Google "disable autoplay xp" and the first hit is a MS knowledge base article that delves way the #*&% too deeply into the history of Windows' autoplay, and the various security patches that more or less all fail to provide users with what we REALLY wanted, namely a simple, neat, accessible switch to turn off autoplay completely and entirely for all drives, be they permanently installed internal CD/DVD drives, or external USB hard drives, or network shares mounted as drives, or flash drives, or whatever.

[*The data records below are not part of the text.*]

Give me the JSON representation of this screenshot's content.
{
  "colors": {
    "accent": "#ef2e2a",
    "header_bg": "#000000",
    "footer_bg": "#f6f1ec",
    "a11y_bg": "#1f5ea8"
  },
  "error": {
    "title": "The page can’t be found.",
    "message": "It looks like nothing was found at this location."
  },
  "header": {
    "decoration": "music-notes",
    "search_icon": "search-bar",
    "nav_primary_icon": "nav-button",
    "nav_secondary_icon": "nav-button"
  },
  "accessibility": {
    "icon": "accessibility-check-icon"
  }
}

How hard is this for Microsoft to wrap its head around? When I connect a thumb drive or other USB external mass storage device, or insert a CD or flash drive... you see the pattern? Anytime I mount an additional filesystem? Whenever I ADD 1 TO DRIVES GIVING DRIVES; ...don't make me wait while you scan that filesystem for various types of content just so that you can then ask me what I want to "automatically" do with that content. The answer is always "Do Nothing". I want to not wait for the autoplay subsystem, and I don't want to reactively configure it again and again to not-intervene for each type of supported content on each type of supported drive.
For some incomprehensible reason there is just such a switch, but it remains buried in Windows' Policy Editor.
- run gpedit.msc
- browse the tree in the left pane to Computer Configuration > Administrative Templates > System
- in the right-hand pane find the policy named "Turn off Autoplay"
- double-click it, set it "Enabled" and in the drop-down list select "All drives"
- click the "Apply" button, then "OK" and rejoice

TweakUI also exposes this setting on a per-drive-letter basis, but it's hit-or-miss whether it will stick on removable drives. The Policy Editor approach simply locks out Autoplay before it ever gets a chance to second-guess.